Ce nouveau visage de l’humilité se résume en un mot: service. Un jour – lit-on dans l’Evangile – les disciples discutaient entre eux pour savoir qui était « le plus grand » ; alors Jésus, « s’étant assis » – comme pour donner plus de solennité à la leçon qu’il allait donner –, appela les Douze et leur dit : « Si quelqu’un veut être le premier, qu’il soit le dernier de tous et le serviteur de tous” (Mc 9, 35). Qui veut être le « premier » soit « le dernier », c’est-à-dire qu’il descende, s’abaisse. Mais il explique aussitôt après ce qu’il entend par « dernier »: qu’il soit le « serviteur » de tous. L’humilité proclamée par Jésus est donc un service. Dans l’Évangile de Matthieu, cette leçon de Jésus s’accompagne d’un exemple: « Ainsi, le Fils de l’homme n’est pas venu pour être servi, mais pour servir » (Mt 20, 28).
4. Une Eglise humble
Quelque considération concrète sur la vertu de l’humilité, prise dans toutes ses manifestations, c’est-à-dire, tant vis-à-vis de Dieu que vis-à-vis des hommes. Il ne faut pas croire qu’on arrive à l’humilité uniquement parce que la parole de Dieu nous a conduits à découvrir notre néant et nous a montré que celui-ci doit se traduire en service fraternel. En fait d’humilité, on voit qu’on y est arrivé quand l’initiative passe de nous aux autres, soit quand ce n’est plus nous qui reconnaissons nos défauts et nos torts, mais d’autres ; quand nous ne sommes pas uniquement capables de nous dire la vérité, mais aussi de nous la laisser dire, de plein gré, par d’autres. Avant de se reconnaitre devant frère Matthieu comme le plus vil des hommes, François avait accepté, de plein gré et pendant longtemps, d’être raillé, considéré par ses amis, parents et par tout le village d’Assise comme un ingrat, un exalté, comme quelqu’un qui n’aurait jamais rien fait de bon dans la vie.

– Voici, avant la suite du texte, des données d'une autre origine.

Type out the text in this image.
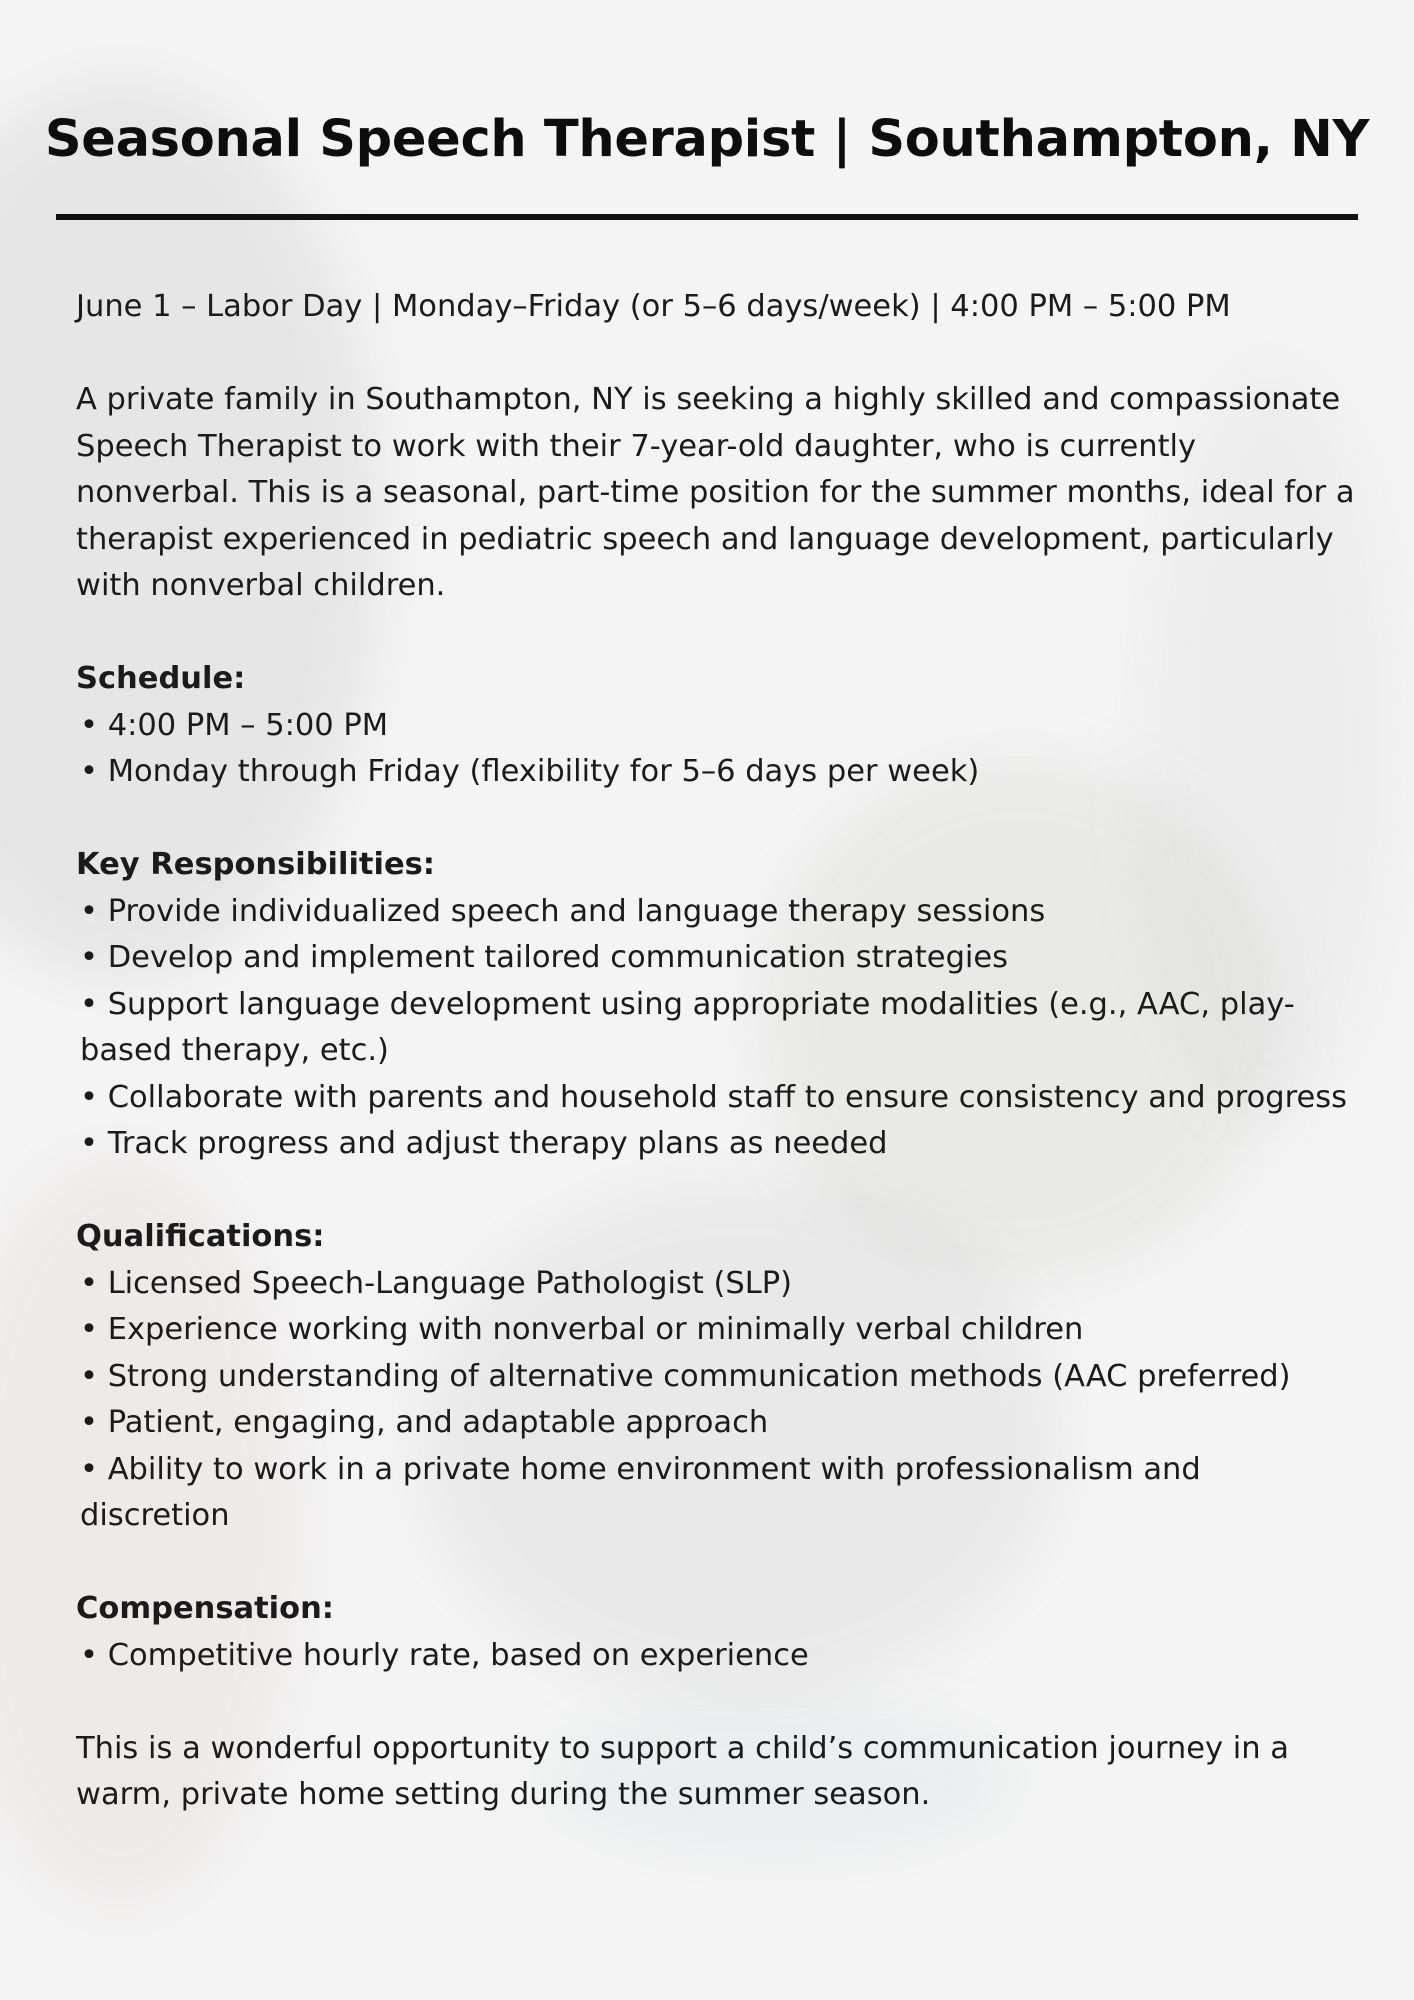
Seasonal Speech Therapist | Southampton, NY

June 1 – Labor Day | Monday–Friday (or 5–6 days/week) | 4:00 PM – 5:00 PM

A private family in Southampton, NY is seeking a highly skilled and compassionate Speech Therapist to work with their 7-year-old daughter, who is currently nonverbal. This is a seasonal, part-time position for the summer months, ideal for a therapist experienced in pediatric speech and language development, particularly with nonverbal children.

Schedule:

• 4:00 PM – 5:00 PM

• Monday through Friday (flexibility for 5–6 days per week)

Key Responsibilities:

• Provide individualized speech and language therapy sessions

• Develop and implement tailored communication strategies

• Support language development using appropriate modalities (e.g., AAC, play-based therapy, etc.)

• Collaborate with parents and household staff to ensure consistency and progress

• Track progress and adjust therapy plans as needed

Qualifications:

• Licensed Speech-Language Pathologist (SLP)

• Experience working with nonverbal or minimally verbal children

• Strong understanding of alternative communication methods (AAC preferred)

• Patient, engaging, and adaptable approach

• Ability to work in a private home environment with professionalism and discretion

Compensation:

• Competitive hourly rate, based on experience

This is a wonderful opportunity to support a child’s communication journey in a warm, private home setting during the summer season.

Autrement dit, dans notre lutte contre l’orgueil, le niveau que l’on atteint dépend de comment nous réagissons, extérieurement ou intérieurement, quand nous sommes contredits, corrigés, critiqués ou laissés de côté. Prétendre de tuer son orgueil en le frappant tout seul, sans que personne n’intervienne de l’extérieur, est comme utiliser son propre bras pour se punir soi-même: on ne se fera jamais vraiment mal. C’est comme si un médecin voulait s’extraire tout seul une tumeur.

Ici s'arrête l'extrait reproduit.